If some project build begins to draw resources in an extraordinary fashion
it will be noticed. As logging pmc I recommend patchers to do a pull
request on github and play with the source code to make it work. Either
then or meanwhile we do code review to keep the iterations short.


> b) Making everything get reviewed by a committer before executing is a
> non-starter.  For large communities, precommit testing acts as a way for
> contributors to get feedback prior to a committer even getting involved.

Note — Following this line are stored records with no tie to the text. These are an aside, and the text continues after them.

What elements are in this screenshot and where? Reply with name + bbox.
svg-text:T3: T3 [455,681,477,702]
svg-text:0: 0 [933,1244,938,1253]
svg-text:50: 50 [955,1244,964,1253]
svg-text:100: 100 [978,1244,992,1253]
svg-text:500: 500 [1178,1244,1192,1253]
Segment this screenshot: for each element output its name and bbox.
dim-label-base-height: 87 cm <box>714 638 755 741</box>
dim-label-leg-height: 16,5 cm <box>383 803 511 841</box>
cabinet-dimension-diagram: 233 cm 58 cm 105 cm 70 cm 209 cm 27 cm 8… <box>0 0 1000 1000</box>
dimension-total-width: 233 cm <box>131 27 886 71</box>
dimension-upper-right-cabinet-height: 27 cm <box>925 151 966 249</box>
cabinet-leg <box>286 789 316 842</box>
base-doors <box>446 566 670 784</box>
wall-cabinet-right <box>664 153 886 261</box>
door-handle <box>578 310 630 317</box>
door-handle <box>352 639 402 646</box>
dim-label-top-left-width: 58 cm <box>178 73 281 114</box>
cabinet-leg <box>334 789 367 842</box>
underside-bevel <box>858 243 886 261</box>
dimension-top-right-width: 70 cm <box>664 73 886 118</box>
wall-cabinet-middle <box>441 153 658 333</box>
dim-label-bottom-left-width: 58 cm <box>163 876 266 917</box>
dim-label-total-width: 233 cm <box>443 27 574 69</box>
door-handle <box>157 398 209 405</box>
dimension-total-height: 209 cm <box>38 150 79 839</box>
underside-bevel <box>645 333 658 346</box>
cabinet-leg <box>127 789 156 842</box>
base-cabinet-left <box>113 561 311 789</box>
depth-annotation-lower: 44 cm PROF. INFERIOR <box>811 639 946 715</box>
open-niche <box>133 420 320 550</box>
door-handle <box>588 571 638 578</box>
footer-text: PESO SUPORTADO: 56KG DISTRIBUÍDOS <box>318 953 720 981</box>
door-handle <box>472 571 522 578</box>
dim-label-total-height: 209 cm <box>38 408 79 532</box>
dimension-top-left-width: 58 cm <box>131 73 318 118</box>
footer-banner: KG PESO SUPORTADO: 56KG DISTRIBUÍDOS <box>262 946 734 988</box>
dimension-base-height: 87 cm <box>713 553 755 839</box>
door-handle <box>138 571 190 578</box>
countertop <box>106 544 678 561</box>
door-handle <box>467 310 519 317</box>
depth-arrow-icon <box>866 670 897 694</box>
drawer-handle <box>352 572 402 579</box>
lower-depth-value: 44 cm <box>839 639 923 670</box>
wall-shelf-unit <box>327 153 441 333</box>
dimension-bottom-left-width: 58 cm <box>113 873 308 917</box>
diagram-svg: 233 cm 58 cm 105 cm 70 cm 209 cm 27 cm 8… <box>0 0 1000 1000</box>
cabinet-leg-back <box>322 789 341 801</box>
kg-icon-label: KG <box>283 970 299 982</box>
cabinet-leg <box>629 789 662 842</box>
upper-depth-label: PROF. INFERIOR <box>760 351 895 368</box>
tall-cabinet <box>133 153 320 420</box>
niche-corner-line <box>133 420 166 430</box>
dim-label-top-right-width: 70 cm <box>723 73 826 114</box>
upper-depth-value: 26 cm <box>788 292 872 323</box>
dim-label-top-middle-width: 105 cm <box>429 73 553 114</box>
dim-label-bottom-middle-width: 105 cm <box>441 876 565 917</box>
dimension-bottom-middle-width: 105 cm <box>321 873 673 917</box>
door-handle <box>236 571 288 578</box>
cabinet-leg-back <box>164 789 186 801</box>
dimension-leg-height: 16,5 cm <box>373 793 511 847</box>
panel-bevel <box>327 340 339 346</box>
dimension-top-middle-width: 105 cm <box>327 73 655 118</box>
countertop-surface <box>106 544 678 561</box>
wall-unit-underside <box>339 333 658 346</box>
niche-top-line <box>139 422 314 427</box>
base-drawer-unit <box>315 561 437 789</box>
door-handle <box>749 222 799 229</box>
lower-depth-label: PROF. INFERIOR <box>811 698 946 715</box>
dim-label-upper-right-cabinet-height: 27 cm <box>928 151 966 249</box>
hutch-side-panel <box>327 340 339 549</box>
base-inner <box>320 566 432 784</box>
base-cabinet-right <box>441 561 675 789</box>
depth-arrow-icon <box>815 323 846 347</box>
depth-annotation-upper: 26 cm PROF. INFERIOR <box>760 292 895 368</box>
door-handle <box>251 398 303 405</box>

> This allows for change iteration prior to another human spending time on
> it.  But the secondary effect is that it acts as a funnel: if a project
> gets thousands of change requests a year [footnote 3], it’s now trivial for
> committers to focus their energy on the ones that are closest to commit.
>
> c) We’ve needed disposable environments (what Stephen Connolly called
> throwaway hardware and is similar to what Dominik Psenner talked about wrt
> gitlab runners) for a while.  When INFRA enabled multiple executors per
> node (which they did for good reasons), it triggered an avalanche of
> problems:  maven’s lack of repo locking, noisy neighbors, Jenkins’ problems
> galore (security and DoS which still exist today!), systemd’s cgroup
> limitations, and a whole lot more.  Getting security out of them is really
> just extra at this point.
>
> ====
>
> 1 - With the forced moved to gitbox, this may change, but time will tell.
>
> 2 -  FWIW: Gavin and I have been playing with Jenkins’ JIRA Trigger Plugin
> and finding that it’s got some significant weaknesses and needs a lot of
> support code to make viable. This means we’ll likely be sticking with some
> form of Yetus’ precommit-admin for a while longer. :(  So the bright side
> here is that at least the ASF owns the code to make it happen.
>
> 3 - Some perspective: Hadoop generated ~6500 JIRAs with patch files
> attached last year alone for the nearly 15 or so active committers to
> review.  If half of the issues had the initial patch plus a single
> iteration, that’s 13,000 patches that got tested on Jenkins.